Sürecin özellikle, 19. yüzyıl sonu ve 20. yüzyılın ilk
yarısında aldığı yönelim, bize sömürge topraklarında sömürgeci güçlere karşı
mücadelede Müslüman unsurların bir bölümünün de içinde yer aldığı kitlelerin
komünizme ve/ya bu ideolojinin düşünce araçlarına müracaatlarını gündeme
getirdi.
Müslüman toprakların kapitalizmin alt yapısını teşkil
ederken, aynı zamanda ilerleyen dönemde, oluşan kapitalist sistemi ve bunun
görünür temsilcisi ve aracı sömürgeci yönetimlere karşılık vermede başvurulan
mekanizmalardan birinin komünizm ve bu ideolojiye referanslarda karşımıza çıkan
kavramlar ve kurumlar olmasına şaşırmamak gerekir.
Nihayetinde, ortada Batı düşüncesinin ürettiği iki temel ideolojinin
varlığının mücadesine tanık olunuyor.
Lenin’in yüzüncü ölüm yıldönümü, Batı eko-siyasal sisteminin
ürettiği iki rakip ideolojinin karşılaşmasının yeniden ele alınması için bir
vesile doğuruyor.
Her ne kadar, 1917’de devrime konu Rusya geçirdiği değişim
rüzgârlar sonrasında bu hesaplaşmanın merkezi olmasa da, bir eko-politik sistem
olarak kendini farklı coğrafyalarda hem hükümet ve/ya salt düşünce sistemi
olarak var eden komünizmin tartışmalara konu olduğuna şüphe yok.

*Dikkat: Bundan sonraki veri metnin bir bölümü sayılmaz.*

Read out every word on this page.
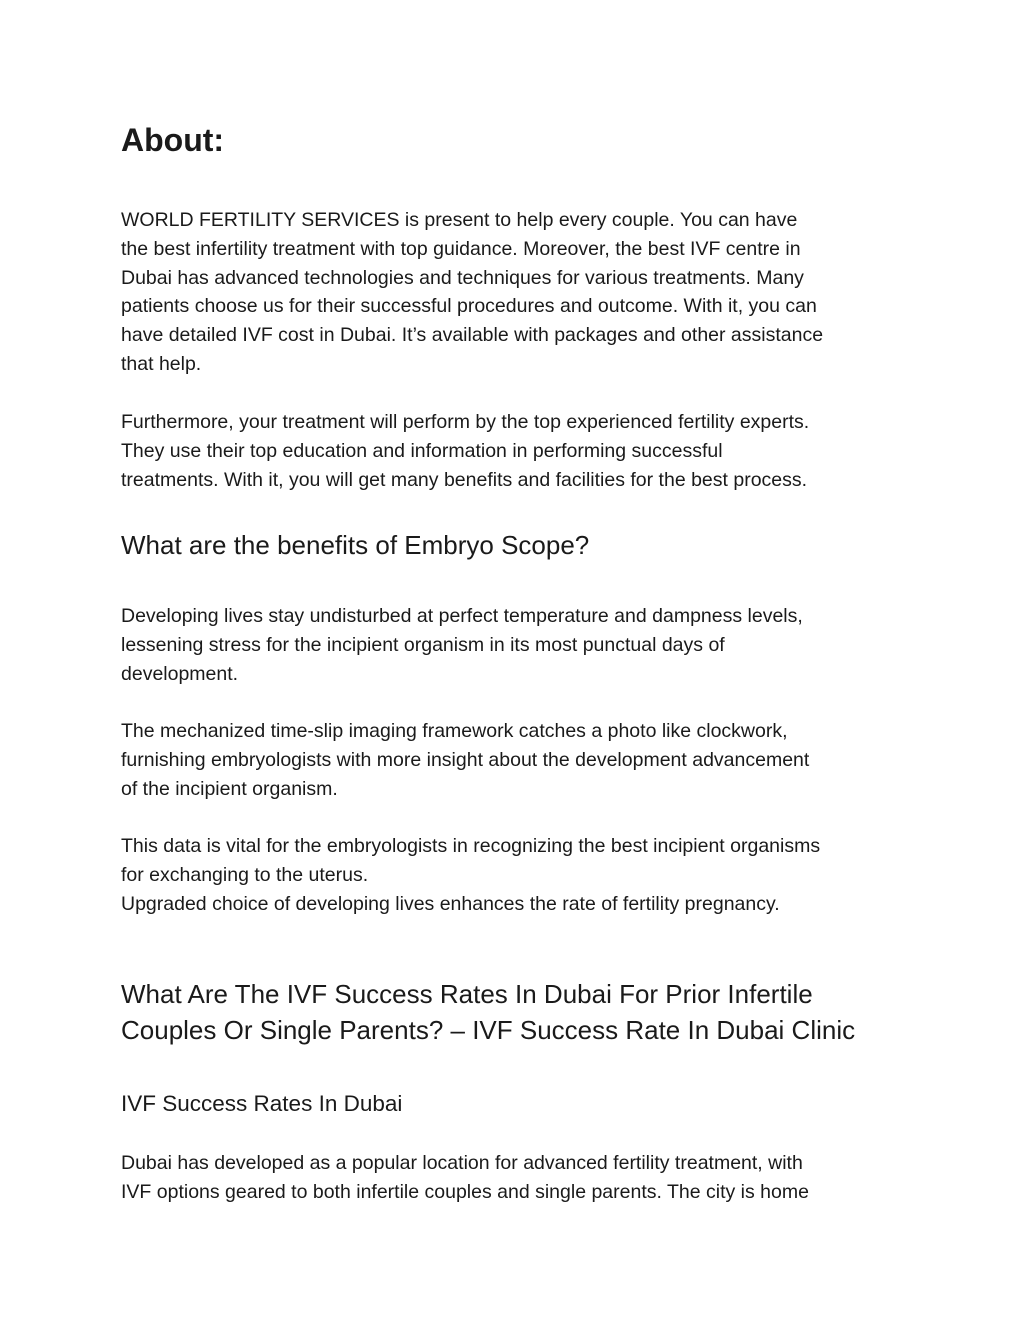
About:

WORLD FERTILITY SERVICES is present to help every couple. You can have
the best infertility treatment with top guidance. Moreover, the best IVF centre in
Dubai has advanced technologies and techniques for various treatments. Many
patients choose us for their successful procedures and outcome. With it, you can
have detailed IVF cost in Dubai. It’s available with packages and other assistance
that help.

Furthermore, your treatment will perform by the top experienced fertility experts.
They use their top education and information in performing successful
treatments. With it, you will get many benefits and facilities for the best process.

What are the benefits of Embryo Scope?

Developing lives stay undisturbed at perfect temperature and dampness levels,
lessening stress for the incipient organism in its most punctual days of
development.

The mechanized time-slip imaging framework catches a photo like clockwork,
furnishing embryologists with more insight about the development advancement
of the incipient organism.

This data is vital for the embryologists in recognizing the best incipient organisms
for exchanging to the uterus.
Upgraded choice of developing lives enhances the rate of fertility pregnancy.

What Are The IVF Success Rates In Dubai For Prior Infertile
Couples Or Single Parents? – IVF Success Rate In Dubai Clinic
IVF Success Rates In Dubai

Dubai has developed as a popular location for advanced fertility treatment, with
IVF options geared to both infertile couples and single parents. The city is home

Bununla birlikte, halklarının önemli bir bölümünün
Müslümanların oluşturduğu sömürgeleştirilmiş topraklar, bir yandan Batı kapitalizminin
kökenlerinin oluşması ve/ya gelişmesindeki rolü ile ortaya çıkarken, aynı zamanda
kapitalizmin doğrudan uzantısı olan
sömürge yönetimlerine karşı bağımsızlık mücadelelerinde Batı’nın ürettiği öteki
ideolojiye yani komünizme şu veya bu şekilde başvurmasıyla da dikkat çekiyor.
[1] Karl Marx; Friedrick
Engels. (2010). “Preface”, Collected Works, Vol. 5, Marx and Engels
1845-1847, Lawrence&Wishart, Electric Book, s. xiv. (xiii-xxvi).
[2] David
Harvey. (2014). “Sunuş”, Komünist
Manifesto, (Çev.: Nail Satlıgan-Tektaş Ağaoğlu), Karl Marx; Friedrich
Engels, İkinci Basım, İstanbul: Yordam Kitap, s. 9.